B-School Deans Take A Stand On Immigration Policy


Boulding has been actively seeking signatures for roughly one month and expects more to sign on. “I never heard anyone say we disagree with the sentiments or the ideas behind what you are trying to accomplish,” insists Boulding. “But what I can say is that every university has different policies around how you approve of these public statements and whether that is something that should be done by a dean or a university president. Some people may still be considering and working through their universities for permission rights so I don’t expect that what you see now will be the list in two weeks. I expect those numbers to grow over time.”

This is only the second time a sizable group of business school deans that organized around a major public policy initiative. Five years ago, the White House convened deans’ support for a gender and family initiative. “It started with a private meeting at the White House that I attended but that became very public when 47 deans signed onto that,” says Boulding. “In this private effort, we already have 50 signatures and I think those numbers will grow.”

Boulding, a long-time marketing professor at Fuqua, was particularly drawn to the issue of immigration when he became chairman of the board of directors at GMAC in mid-2018. He immediately began to speak out on the issue (see Fuqua Dean: Immigration Policy Hurting U.S. B-Schools). “It was clear to me that there was a disconnect between the overall mission of the organization and what we were seeing in terms of talent flows,” explains Boulding. “The mission is that no talent should go undiscovered and yet we were seeing changes to talent flows, particularly in talent flows headed to the U.S. That is a large part of the reason you are seeing a significant decline in applications to U.S. business schools due to immigration policy and concerns over a student’s ability to stay and work in the U.S. post-graduation.”


GMAC White Paper on immigration policy

Boulding says there are three reasons why business schools, while more typically engaged in fierce competition with each other for students, faculty, and resources, should weigh in on immigration policy. “From an educational point of view, we all understand that the more diverse our student body is the higher the quality of the educational experience,” he says. “So it is in the national interest to have a student body that is geographically diverse and exposes you to ideas from all parts of the world.

“The second thing is we see this connection in terms of what is happening with applications flowing to U.S. business schools and immigration policy,” adds Boulding. “We have insight into the data which is an early warning to people who are concerned about the national interest and the long-term health of our economy. So we are sounding the alarm to say, ‘Hey, the pipeline of talent in the U.S., in particular, is being diverted to other parts of the world due to these concerns about working in the U.S.

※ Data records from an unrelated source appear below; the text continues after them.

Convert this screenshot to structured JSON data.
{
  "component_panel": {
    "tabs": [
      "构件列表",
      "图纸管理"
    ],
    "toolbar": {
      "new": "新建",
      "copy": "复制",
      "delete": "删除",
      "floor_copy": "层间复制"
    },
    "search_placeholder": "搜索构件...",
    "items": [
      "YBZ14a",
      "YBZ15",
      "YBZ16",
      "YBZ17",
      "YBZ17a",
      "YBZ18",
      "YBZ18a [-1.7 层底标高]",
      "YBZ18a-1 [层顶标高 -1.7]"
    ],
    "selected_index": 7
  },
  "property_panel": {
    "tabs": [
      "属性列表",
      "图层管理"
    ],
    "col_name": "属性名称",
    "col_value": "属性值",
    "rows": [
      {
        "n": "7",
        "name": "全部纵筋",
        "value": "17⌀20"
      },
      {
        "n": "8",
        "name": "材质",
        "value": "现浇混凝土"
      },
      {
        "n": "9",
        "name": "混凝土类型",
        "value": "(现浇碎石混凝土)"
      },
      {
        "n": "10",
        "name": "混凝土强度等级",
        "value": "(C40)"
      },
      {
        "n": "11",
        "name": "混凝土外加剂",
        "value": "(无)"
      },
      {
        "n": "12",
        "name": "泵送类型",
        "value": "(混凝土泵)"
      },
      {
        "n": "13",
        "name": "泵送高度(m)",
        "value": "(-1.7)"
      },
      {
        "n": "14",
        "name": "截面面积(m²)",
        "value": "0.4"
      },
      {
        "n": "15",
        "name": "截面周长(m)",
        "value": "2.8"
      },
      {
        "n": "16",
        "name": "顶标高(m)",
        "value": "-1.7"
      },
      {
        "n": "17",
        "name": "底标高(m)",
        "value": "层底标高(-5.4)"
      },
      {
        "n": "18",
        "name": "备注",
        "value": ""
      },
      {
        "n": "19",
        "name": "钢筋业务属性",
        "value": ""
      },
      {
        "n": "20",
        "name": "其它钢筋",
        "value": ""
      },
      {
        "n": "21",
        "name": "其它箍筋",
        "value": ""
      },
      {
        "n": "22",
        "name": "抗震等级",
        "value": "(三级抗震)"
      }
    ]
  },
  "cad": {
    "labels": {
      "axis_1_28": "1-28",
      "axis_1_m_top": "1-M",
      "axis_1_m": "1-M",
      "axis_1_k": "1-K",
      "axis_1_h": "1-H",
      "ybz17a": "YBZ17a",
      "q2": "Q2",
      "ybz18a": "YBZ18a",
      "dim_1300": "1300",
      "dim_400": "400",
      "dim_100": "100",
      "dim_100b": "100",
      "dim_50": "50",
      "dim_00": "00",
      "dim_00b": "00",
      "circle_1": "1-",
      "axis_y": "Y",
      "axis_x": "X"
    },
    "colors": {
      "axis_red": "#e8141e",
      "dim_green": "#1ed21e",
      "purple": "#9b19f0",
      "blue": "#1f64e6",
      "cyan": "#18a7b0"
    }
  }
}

“And finally many of our faculty and deans do research to understand the impact of immigration on economic development.so we are experts on the consequences of skilled immigration. Skilled immigration creates jobs and opportunities. If you really care about the national interest than nationalist policies that are seen to protect jobs for your citizens have the opposite effect. By keeping people out, you create fewer jobs and you create fewer opportunities.”


Among other things, the white paper notes that historically India has ranked second only to China in the number of students choosing to study abroad. “As compared to China, where more students choose to return home after graduating from business school, many Indian students have opted to obtain a master’s in business abroad in part because of the ability to build a career in that country afterward,” according to the report. “As such, recent restrictions on work visa rules in the United States have led to a decline in Indian students applying to the U.S. Specifically, the percentage of Indians sending their scores from the GMAT exam to United States business schools fell from 57% in testing year 2014 to 45% in testing year 2018, according to GMAC data. During that same period, the percentage of Indian GMAT test-takers sending their test scores to Indian schools rose from 15% to 19%. 

“As Indian candidates’ preference for the United States has waned, their preference for other countries has trended up. When asked to identify their one preferred study destination country, over the past five years Indian candidates have decreasingly selected the United States (54% in 2014 to 39% in 2018) and increasingly selected countries like Canada 4.7%to 12.2%), France (2.4% to 8.1%, Germany (2.1% to 4.4%), the United Kingdom (6.6% to 8.3%), and Singapore (3.8 % to 4.9%).” 

Boulding maintains that the impetus for the white paper, which took about six months to complete, is not an effort to get applications from international students to recover. “This has never been about business schools,” he insists. “We are experts who can sound the alarm and help people understand the consequences of the immigration patterns we are seeing. It’s not about us as business schools. It’s about the economy, the country and the national interest. If you put up barriers around your country, the unintended consequence of that is that you reduce economic opportunity for your citizens.”